小学生のかくれんぼでももう少しまともな隠れ方をすると思うが、案外人間は切羽詰まった時に冷静な判断は出来なくなるモノである。足音が近付き、この教室で立ち止まった時にようやっと気付いた程である。
「(…頭隠して尻隠さず、だな)」
「(うん。バチバチに外から見えてるね、私)」
そんな冷静な心で入室を待つ。扉が開き、入って来たのはーーー
「…えっと、坂下と吉崎か? 居るのは分かってるから出てこーい」
気怠げな表情を隠そうともしない、自ら汚れに行っている宝石の原石。菟道先生である。
避難訓練の様な低い姿勢で、彼女らの足元しか見えない視界の中、源次郎はジッと息を潜める。夜見は既にカーテンと同化し始めていた。源次郎の視界からは夜見の足だけ見え、完全に傘お化けである。
菟道は深いため息を吐き、もう一度呼び掛ける。
「別に今の時間は忙しくないからかくれんぼに付き合っても良いが、内申点はガクッと下がるのを覚悟しておけよ」
いや、まだフェイクの可能性がある。カマを掛けている可能性も…と、目の前にぶら下げられた「内申点」に心を揺さぶられながら源次郎は息を必死に押し殺す。夜見は心が揺れているのか若干フラフラとしていた。

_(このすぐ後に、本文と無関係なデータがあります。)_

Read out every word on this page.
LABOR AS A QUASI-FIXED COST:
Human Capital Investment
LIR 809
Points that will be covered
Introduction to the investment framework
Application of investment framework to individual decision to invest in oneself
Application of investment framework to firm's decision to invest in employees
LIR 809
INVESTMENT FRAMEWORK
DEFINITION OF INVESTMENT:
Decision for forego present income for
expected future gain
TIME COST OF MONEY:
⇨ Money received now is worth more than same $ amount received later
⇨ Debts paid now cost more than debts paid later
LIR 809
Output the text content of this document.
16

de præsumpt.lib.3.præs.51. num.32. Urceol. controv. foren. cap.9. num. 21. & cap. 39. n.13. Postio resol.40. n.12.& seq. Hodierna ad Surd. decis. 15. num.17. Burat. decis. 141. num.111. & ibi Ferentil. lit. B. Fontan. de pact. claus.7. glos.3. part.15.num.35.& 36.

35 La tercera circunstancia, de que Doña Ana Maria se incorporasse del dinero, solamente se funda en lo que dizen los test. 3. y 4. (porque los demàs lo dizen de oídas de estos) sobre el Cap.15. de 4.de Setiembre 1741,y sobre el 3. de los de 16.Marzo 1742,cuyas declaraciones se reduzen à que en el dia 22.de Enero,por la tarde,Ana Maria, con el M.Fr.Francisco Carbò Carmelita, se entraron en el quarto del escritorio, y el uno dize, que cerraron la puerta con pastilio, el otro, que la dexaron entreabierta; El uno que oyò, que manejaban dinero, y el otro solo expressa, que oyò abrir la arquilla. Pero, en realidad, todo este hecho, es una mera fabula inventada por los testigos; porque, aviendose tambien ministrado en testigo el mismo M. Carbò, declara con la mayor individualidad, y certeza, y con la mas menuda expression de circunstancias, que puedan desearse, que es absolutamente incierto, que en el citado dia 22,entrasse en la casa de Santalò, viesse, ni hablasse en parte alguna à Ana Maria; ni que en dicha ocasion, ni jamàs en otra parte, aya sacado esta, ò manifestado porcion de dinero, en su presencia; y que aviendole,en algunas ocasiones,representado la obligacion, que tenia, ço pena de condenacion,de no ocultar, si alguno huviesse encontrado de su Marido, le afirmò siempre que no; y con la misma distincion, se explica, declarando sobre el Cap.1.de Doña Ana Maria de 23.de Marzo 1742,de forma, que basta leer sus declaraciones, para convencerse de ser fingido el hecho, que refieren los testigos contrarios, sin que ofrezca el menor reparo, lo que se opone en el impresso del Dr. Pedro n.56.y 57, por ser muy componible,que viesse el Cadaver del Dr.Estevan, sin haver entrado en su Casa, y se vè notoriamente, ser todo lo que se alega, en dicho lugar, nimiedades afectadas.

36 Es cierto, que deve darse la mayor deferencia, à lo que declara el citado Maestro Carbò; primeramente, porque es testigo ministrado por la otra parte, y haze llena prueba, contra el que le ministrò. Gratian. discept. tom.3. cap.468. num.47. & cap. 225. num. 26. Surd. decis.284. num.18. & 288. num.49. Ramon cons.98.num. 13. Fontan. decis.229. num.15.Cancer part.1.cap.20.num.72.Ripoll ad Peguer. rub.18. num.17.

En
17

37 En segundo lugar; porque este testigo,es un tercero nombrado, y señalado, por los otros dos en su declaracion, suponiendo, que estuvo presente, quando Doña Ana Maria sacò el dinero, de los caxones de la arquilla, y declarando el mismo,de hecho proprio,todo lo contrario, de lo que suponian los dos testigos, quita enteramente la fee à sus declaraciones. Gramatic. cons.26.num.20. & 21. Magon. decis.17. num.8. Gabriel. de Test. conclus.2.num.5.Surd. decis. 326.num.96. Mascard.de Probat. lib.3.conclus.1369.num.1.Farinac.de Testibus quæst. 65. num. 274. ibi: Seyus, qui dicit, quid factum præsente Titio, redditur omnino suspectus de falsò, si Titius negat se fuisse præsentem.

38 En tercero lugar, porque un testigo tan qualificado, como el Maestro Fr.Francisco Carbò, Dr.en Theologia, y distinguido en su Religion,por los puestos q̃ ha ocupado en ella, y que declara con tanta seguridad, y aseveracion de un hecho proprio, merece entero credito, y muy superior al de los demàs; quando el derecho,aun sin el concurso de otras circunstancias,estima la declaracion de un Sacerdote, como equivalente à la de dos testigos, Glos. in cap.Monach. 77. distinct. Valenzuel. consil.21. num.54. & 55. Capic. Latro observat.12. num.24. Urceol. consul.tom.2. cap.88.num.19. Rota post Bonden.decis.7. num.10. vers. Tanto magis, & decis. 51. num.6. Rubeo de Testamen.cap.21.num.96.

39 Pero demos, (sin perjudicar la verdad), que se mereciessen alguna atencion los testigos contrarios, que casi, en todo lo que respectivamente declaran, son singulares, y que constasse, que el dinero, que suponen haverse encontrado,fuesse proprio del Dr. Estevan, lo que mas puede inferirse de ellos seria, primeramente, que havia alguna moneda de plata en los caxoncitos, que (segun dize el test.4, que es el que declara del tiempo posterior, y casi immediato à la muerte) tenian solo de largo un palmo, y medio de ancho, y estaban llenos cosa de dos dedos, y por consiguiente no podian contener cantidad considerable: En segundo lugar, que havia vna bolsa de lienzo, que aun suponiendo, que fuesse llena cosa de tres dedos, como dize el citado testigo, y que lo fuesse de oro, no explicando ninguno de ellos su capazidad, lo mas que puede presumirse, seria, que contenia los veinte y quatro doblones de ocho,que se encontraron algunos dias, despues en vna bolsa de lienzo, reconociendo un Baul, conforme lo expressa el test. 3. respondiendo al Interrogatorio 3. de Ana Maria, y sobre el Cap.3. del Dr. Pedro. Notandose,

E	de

もう一度深いため息を溢した菟道はゆっくりと源次郎の方に近付き、
「…幼稚園児でももっとまともな隠れ方するぞ?」
腰を落とし、残念そうな顔で源次郎に目を合わせる。
「か、かくれんぼは見つけて貰ってこそ、じゃないですか」
「隠れてすらいないって私は言ってんの」
言葉を溢し、夜見の方に近付く。
数秒その場で立ち止まり…
「よし。この教室には源次郎だけしかいない様だな」
と、あからさまな嘘を吐いた。
若干安堵している様な気がする傘お化け(夜見)と、それを見詰める二人の姿。直ぐに見つけてくれるより、心が苦しくなる所業であった。